El cura caricaturizado montaba en un caballo flaco y huesudo; llevaba un sable enorme, un trabuco naranjero, un cristo colgado al cuello y un paraguas abierto.
¡Qué poco se parecía la figura de la estampa al original!
Merino, como he dicho, después de recibir el dinero de las Juntas vestía muy bien.
Llevaba levita de paño azul, pantalón obscuro, chaleco negro de seda, corbata negra y sombrero de copa, al que ponía un hule cuando llovía.
No usaba casi nunca polainas, sino medias de lana, zapatos gruesos y un espolín en el pie derecho; porque decía en broma, como los vaqueros cordobeses, que también gastan sólo una espuela, que cuando se arrea con ella a medio caballo y anda, el otro medio no se queda atrás.
No quería el cura insignias de mando. Sus armas eran un trabuco, pistolas en el arzón y un cachorrillo en la faja.
Merino no era un valiente, como Mina o el Empecinado, ni un estratégico de genio, como luego ha demostrado ser Zumalacárregui.
Nuestro jefe no tenía una idea noble de la guerra; a él que no le hablaran de heroísmo, de arrogancias con los contrarios; él peleaba siempre con ventaja. Conocía las veredas y los senderos de aquella sierra como nadie, y en este conocimiento basaba su estrategia. Cuando atacaba, lo hacía contando, por lo menos, con doble fuerza que el enemigo, y ocupando una posición mejor.
Merino apenas sabía leer y escribir. Una vez me confesó que no había tenido jamás un libro en la mano, fuera del misal.
Antes de comenzar su vida de guerrillero, todos sus conocimientos se reducían a rezar y a cazar.
Eso sí; no había en todo el país escopeta como la de aquel Nemrod de sotana.

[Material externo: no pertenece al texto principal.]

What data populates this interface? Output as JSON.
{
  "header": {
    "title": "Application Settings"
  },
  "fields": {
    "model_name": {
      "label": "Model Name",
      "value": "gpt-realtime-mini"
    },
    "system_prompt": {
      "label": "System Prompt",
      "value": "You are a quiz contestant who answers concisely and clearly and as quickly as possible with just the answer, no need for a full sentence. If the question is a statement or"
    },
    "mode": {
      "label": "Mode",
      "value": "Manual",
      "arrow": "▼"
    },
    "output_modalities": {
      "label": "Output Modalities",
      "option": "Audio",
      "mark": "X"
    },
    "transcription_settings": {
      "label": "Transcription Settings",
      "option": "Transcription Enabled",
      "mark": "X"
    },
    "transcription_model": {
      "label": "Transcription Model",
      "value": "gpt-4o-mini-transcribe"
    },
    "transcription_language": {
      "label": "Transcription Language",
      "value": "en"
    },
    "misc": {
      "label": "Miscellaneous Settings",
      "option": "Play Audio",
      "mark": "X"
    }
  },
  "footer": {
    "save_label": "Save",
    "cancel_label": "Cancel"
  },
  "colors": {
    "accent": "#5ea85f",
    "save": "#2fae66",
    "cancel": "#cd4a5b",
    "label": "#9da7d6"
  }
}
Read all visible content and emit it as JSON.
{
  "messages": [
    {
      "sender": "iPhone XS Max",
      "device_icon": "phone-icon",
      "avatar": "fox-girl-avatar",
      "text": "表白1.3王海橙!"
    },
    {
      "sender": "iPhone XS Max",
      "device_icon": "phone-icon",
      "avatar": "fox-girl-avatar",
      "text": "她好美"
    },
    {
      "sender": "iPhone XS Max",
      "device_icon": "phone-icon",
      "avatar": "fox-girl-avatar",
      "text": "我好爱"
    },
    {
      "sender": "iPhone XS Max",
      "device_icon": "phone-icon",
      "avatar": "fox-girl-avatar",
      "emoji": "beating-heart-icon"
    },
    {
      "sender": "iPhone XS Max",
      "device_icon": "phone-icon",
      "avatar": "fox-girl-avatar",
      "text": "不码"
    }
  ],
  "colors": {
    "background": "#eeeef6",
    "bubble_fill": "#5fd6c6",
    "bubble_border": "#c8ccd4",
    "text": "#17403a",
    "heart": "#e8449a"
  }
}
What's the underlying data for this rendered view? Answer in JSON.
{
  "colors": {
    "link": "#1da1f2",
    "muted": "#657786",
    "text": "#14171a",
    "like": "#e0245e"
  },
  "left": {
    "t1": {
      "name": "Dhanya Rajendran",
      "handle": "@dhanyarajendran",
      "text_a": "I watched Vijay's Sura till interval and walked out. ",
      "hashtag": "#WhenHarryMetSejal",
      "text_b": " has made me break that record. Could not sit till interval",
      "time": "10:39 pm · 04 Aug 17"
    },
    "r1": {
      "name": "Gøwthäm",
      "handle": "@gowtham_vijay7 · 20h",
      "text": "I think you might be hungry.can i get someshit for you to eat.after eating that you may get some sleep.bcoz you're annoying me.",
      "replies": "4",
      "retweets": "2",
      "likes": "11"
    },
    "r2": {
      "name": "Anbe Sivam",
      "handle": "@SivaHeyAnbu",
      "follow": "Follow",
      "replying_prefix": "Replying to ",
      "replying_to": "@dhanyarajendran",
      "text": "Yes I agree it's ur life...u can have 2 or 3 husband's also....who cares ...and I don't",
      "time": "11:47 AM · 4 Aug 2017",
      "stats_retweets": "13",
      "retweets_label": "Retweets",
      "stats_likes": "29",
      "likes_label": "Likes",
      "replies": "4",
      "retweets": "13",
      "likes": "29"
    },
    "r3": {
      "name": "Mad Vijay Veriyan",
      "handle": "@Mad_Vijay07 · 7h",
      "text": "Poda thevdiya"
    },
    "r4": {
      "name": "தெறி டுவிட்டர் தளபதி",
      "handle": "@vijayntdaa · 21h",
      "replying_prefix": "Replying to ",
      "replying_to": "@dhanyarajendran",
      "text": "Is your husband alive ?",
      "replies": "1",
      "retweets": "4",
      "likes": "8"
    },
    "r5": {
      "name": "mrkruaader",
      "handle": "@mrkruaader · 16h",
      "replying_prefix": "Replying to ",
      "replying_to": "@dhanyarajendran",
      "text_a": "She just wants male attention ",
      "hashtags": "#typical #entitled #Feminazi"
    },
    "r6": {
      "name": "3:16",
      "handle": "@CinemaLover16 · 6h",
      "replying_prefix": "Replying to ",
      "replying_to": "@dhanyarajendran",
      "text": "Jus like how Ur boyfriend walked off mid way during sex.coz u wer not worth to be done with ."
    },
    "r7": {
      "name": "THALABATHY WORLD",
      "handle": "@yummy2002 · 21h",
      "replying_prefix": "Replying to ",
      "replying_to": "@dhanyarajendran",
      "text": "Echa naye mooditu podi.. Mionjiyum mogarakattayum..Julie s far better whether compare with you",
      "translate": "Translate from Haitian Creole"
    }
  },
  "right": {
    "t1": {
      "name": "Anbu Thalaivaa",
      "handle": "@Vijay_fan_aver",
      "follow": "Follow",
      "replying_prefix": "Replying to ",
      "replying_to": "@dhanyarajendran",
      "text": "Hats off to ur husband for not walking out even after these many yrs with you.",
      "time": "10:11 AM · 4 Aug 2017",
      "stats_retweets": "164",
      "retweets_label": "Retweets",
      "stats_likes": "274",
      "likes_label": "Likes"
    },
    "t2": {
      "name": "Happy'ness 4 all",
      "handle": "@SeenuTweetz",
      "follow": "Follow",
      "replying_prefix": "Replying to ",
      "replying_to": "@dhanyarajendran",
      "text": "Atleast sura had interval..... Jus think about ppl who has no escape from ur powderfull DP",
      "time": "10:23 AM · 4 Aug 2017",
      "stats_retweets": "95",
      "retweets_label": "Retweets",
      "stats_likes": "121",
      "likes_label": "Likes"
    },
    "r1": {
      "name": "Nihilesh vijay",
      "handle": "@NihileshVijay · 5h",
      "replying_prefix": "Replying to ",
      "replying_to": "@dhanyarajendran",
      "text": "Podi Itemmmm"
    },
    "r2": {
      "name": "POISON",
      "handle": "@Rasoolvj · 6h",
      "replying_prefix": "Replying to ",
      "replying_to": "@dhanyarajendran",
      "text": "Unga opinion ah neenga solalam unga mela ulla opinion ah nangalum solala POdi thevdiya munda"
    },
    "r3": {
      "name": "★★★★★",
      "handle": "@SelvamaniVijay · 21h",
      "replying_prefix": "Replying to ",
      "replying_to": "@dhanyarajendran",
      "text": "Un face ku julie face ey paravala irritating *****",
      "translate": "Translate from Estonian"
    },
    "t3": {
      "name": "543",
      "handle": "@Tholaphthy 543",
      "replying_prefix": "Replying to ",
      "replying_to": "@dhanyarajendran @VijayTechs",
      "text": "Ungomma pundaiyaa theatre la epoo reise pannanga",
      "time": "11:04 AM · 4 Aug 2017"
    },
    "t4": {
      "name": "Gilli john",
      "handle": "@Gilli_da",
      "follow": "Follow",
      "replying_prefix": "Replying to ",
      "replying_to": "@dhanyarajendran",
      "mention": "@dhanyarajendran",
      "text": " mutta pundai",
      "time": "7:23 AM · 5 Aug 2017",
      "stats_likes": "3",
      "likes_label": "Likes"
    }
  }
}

Merino, sin ser muy valiente, ni inteligente, ni generoso, ni noble, tenía grandes condiciones de guerrillero; lo que demuestra que la guerra es una cosa de orden inferior, puramente animal.
Nuestro capitán nos vareaba como a la lana.
Cuando empezaban las operaciones, ya se sabía: no nos dejaba un momento de descanso.
Prohibía que se desnudase nadie para dormir, y se tenía uno que echar vestido en el suelo o en el monte entre las matas. De las veinticuatro horas del día, el cura estaba diez y ocho a caballo. Con él no había otro medio: endurecerse o perecer.
A Merino, que era hombre poco ingenioso y nada cordial, no le gustaba la conversación. La gente le estorbaba.
Yo supongo que, en el fondo, tanta cautela, tanta insociabilidad provenía del miedo de una asechanza, más que de otra cosa.
El cura no gastaba confianzas con nadie. Se le tenía respeto, pero no se le quería. Cuando se incomodaba y se ponía a hablar con una voz aguda y seca, de timbre metálico, todo el mundo temblaba. Había llevado la reserva hasta el último extremo.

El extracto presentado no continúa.